Я понял, что моя роль на этом конгрессе – молчать и наблюдать, и так и поступил. Я нашел здесь множество объектов для наблюдения. Шестой конгресс – последний конгресс при жизни Герцля и, быть может, первый конгресс зрелого сионизма. Экзамен на аттестат зрелости проходил под известным девизом: Уганда. Я был в числе меньшинства конгресса, которое голосовало против Уганды, и вместе с остальными сказавшими «нет» вышел из зала. И про себя я удивился движущей силе, сокрытой в глубинах моей души, которая побудила меня голосовать против, вопреки тому, что я говорил перед своими избирателями. Никакой романтической любви к Палестине у меня тогда не было, и я не уверен, что она есть у меня теперь, я не мог знать, существует ли опасность раскола движения, – народа я не знал, посланцев его видел здесь впервые и ни с одним из них еще не успел сойтись. И подавляющее большинство их, в том числе многие из тех, кто, как и я, прибыли из России, голосовали «за». Никто не уговаривал меня голосовать так, а не иначе. Герцль произвел на меня колоссальное впечатление – это не преувеличение, другого слова я не могу подобрать, кроме как «колоссальное», а я вообще-то нелегко поклоняюсь личности. Из всех встреч жизни я не помню человека, который бы «произвел на меня впечатление» ни до, ни после Герцля. Только здесь я почувствовал, что стою перед истинным избранником судьбы, пророком и вождем милостью Божьей, что полезно даже заблуждаться и ошибаться, следуя за ним, и по сей день чудится мне, что я слышу его звонкий голос, когда он клянется перед нами: «Если я забуду тебя, о Иерусалим…» Я верил его клятве, все мы верили, но голосовал я против него, и я не знаю почему. Потому что – потому, которое имеет большую силу, чем тысяча аргументов.
И странное дело: я почувствовал, что после этого голосования конгресс вознесся на высоту, несравнимую с уровнем его начала. Вопреки расколу и слезам досады, сообщалось ему какое-то внутреннее единство, более глубокое – голосовавшие против сблизились с голосовавшими за духовной близостью, которой не было прежде. Возможно, научились больше, чем прежде, чтить друг друга или движение; да и все движение, кажется мне, поднялось выше в день, когда посланцы народа оплакали свою первую политическую победу. Я уверен, что и Чемберлен (автор угандийского проекта), и Бальфур, и еще несколько политиков в Англии и в других странах только в тот день поняли, что такое сионизм, также как многие ветераны.

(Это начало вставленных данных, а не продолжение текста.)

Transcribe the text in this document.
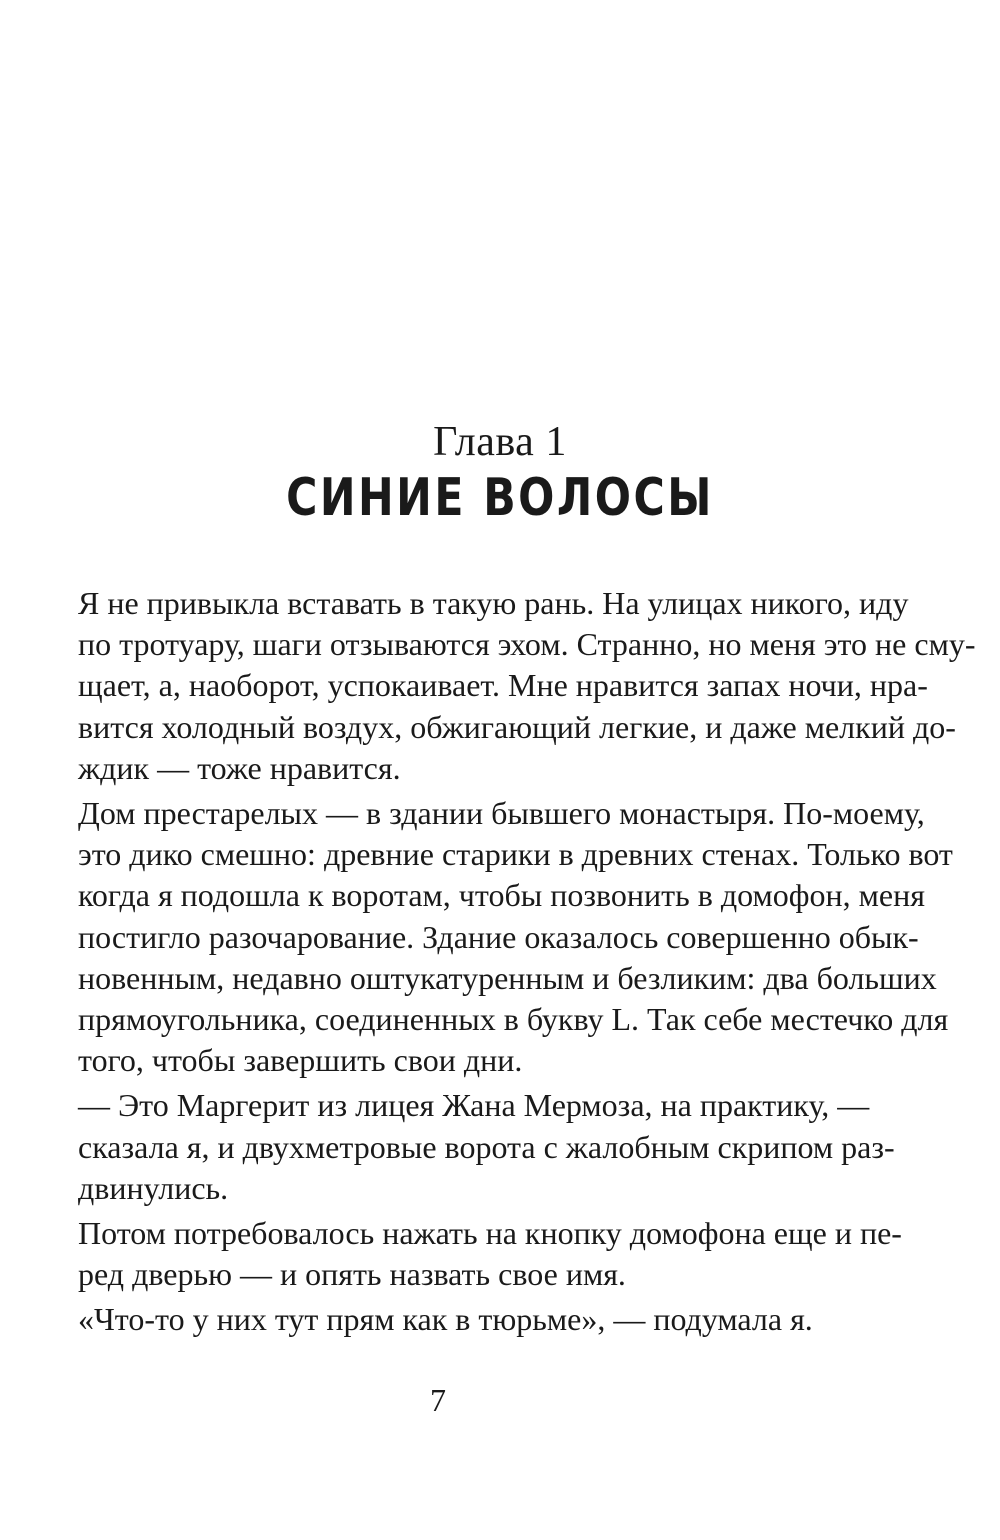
Глава 1
СИНИЕ ВОЛОСЫ

Я не привыкла вставать в такую рань. На улицах никого, иду
по тротуару, шаги отзываются эхом. Странно, но меня это не сму-
щает, а, наоборот, успокаивает. Мне нравится запах ночи, нра-
вится холодный воздух, обжигающий легкие, и даже мелкий до-
ждик — тоже нравится.

Дом престарелых — в здании бывшего монастыря. По-моему,
это дико смешно: древние старики в древних стенах. Только вот
когда я подошла к воротам, чтобы позвонить в домофон, меня
постигло разочарование. Здание оказалось совершенно обык-
новенным, недавно оштукатуренным и безликим: два больших
прямоугольника, соединенных в букву L. Так себе местечко для
того, чтобы завершить свои дни.

— Это Маргерит из лицея Жана Мермоза, на практику, —
сказала я, и двухметровые ворота с жалобным скрипом раз-
двинулись.

Потом потребовалось нажать на кнопку домофона еще и пе-
ред дверью — и опять назвать свое имя.

«Что-то у них тут прям как в тюрьме», — подумала я.

7
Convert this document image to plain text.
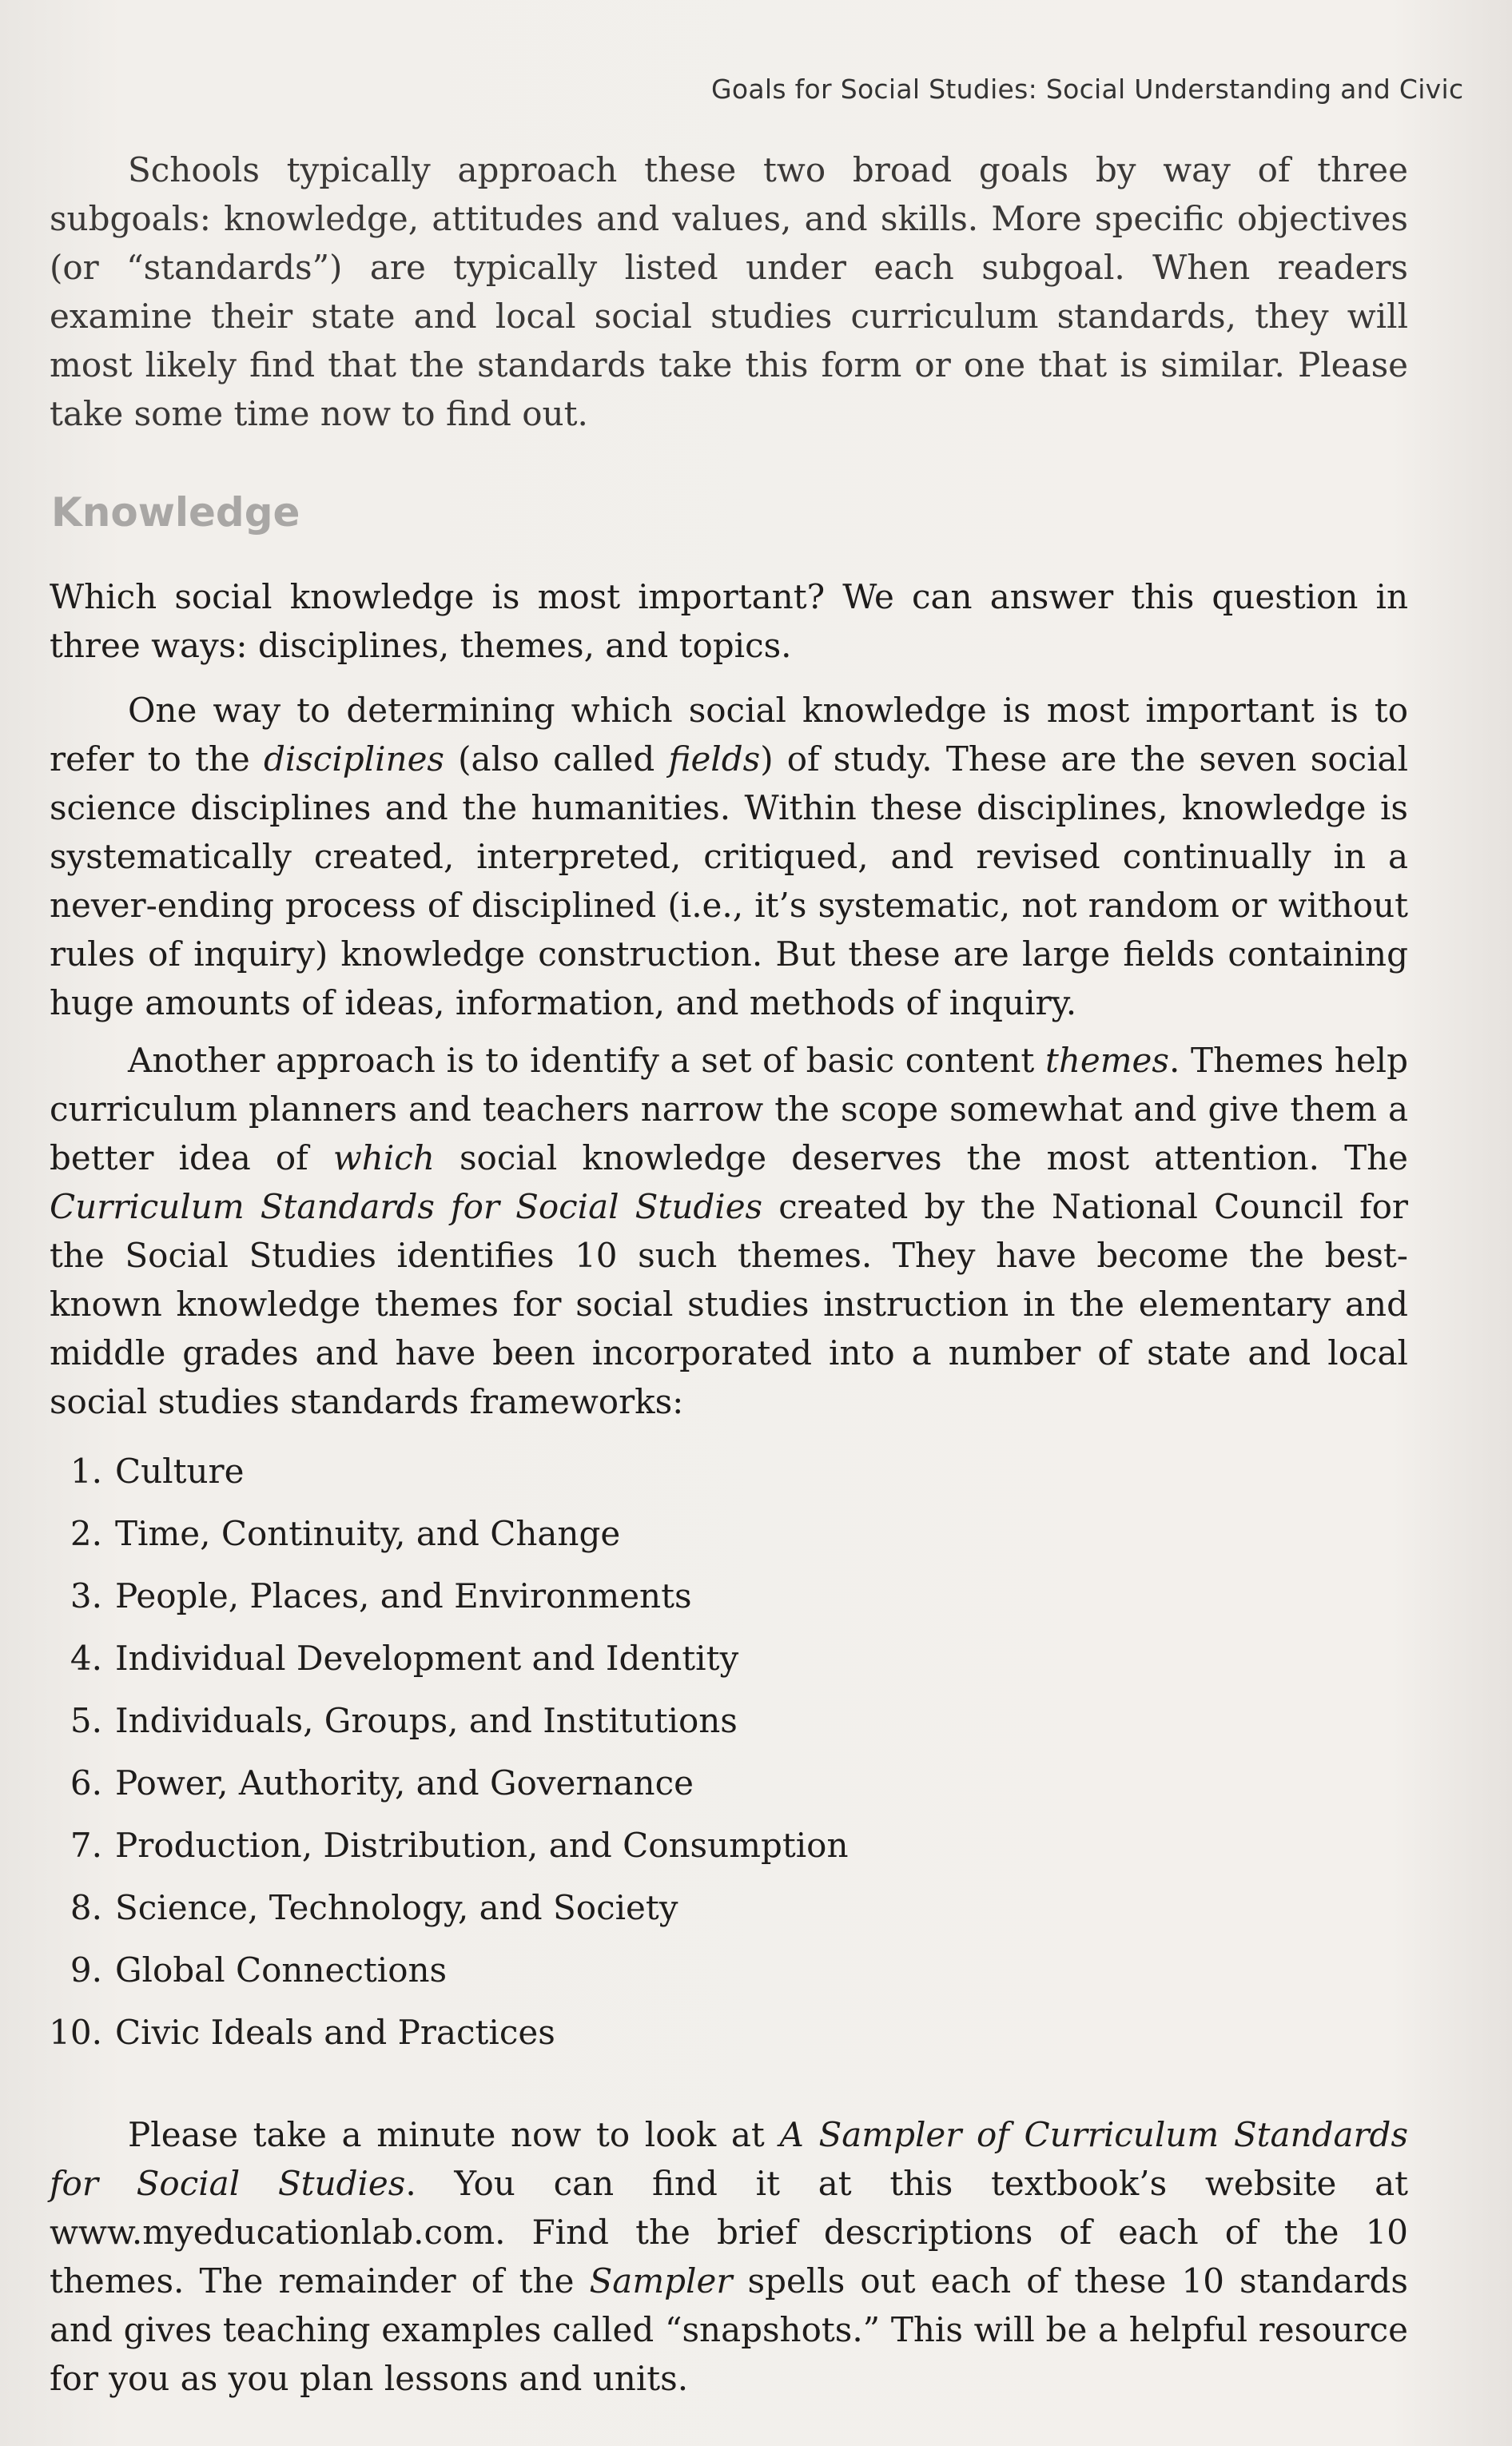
Goals for Social Studies: Social Understanding and Civic

Schools typically approach these two broad goals by way of three subgoals: knowledge, attitudes and values, and skills. More specific objectives (or “standards”) are typically listed under each subgoal. When readers examine their state and local social studies curriculum standards, they will most likely find that the standards take this form or one that is similar. Please take some time now to find out.

Knowledge

Which social knowledge is most important? We can answer this question in three ways: disciplines, themes, and topics.

One way to determining which social knowledge is most important is to refer to the disciplines (also called fields) of study. These are the seven social science disciplines and the humanities. Within these disciplines, knowledge is systematically created, interpreted, critiqued, and revised continually in a never-ending process of disciplined (i.e., it’s systematic, not random or without rules of inquiry) knowledge construction. But these are large fields containing huge amounts of ideas, information, and methods of inquiry.

Another approach is to identify a set of basic content themes. Themes help curriculum planners and teachers narrow the scope somewhat and give them a better idea of which social knowledge deserves the most attention. The Curriculum Standards for Social Studies created by the National Council for the Social Studies identifies 10 such themes. They have become the best-known knowledge themes for social studies instruction in the elementary and middle grades and have been incorporated into a number of state and local social studies standards frameworks:

1. Culture
2. Time, Continuity, and Change
3. People, Places, and Environments
4. Individual Development and Identity
5. Individuals, Groups, and Institutions
6. Power, Authority, and Governance
7. Production, Distribution, and Consumption
8. Science, Technology, and Society
9. Global Connections
10. Civic Ideals and Practices

Please take a minute now to look at A Sampler of Curriculum Standards for Social Studies. You can find it at this textbook’s website at www.myeducationlab.com. Find the brief descriptions of each of the 10 themes. The remainder of the Sampler spells out each of these 10 standards and gives teaching examples called “snapshots.” This will be a helpful resource for you as you plan lessons and units.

Из Базеля я поехал в Рим: теперь я всматривался в него новыми глазами, искал и находил евреев среди товарищей, с которыми расстался два года назад. Несколько раз я побывал в историческом гетто, не ради палаццо Ченчи, как прежде, но чтобы познакомиться с еврейской беднотой, которая, вопреки гражданскому равенству и отсутствию антисемитизма, все еще не оставила еврейского квартала, упоминаемого еще в одной из речей Цицерона и в сатирах Ювенала. Особенно я сблизился с бродячими торговцами старой одеждой, ибо в Италии сосредоточивается в еврейских руках это «наше национальное ремесло». У старьевщиков был национальный союз под звучным названием «Negozianti di generi usati», и они пригласили меня на торжественное открытие их ежегодного съезда. В редакции «Трибуны», которая была для Италии в те дни чем-то вроде «Таймса», я беседовал со знаменитым публицистом, печатавшим свои передовые статьи под псевдонимом «Италико». Все они: студент, бродячий торговец, журналист – классические образцы полной и утонченной ассимиляции, предел растворения в чужой среде, который даже в Германии, Франции и Англии был еще недосягаем. Однако, уже после первых бесед я услышал из их уст то же слово «гой» и в их сердцах нашел то же семя тревоги или страха, то же внутреннее беспокойство, словно они чувствовали в воздухе опасность, которой я ни ранее, ни тогда не ощущал, опасность, которой на самом деле не было и не будет. Но главное ведь не действительность, а чувство: они чувствовали.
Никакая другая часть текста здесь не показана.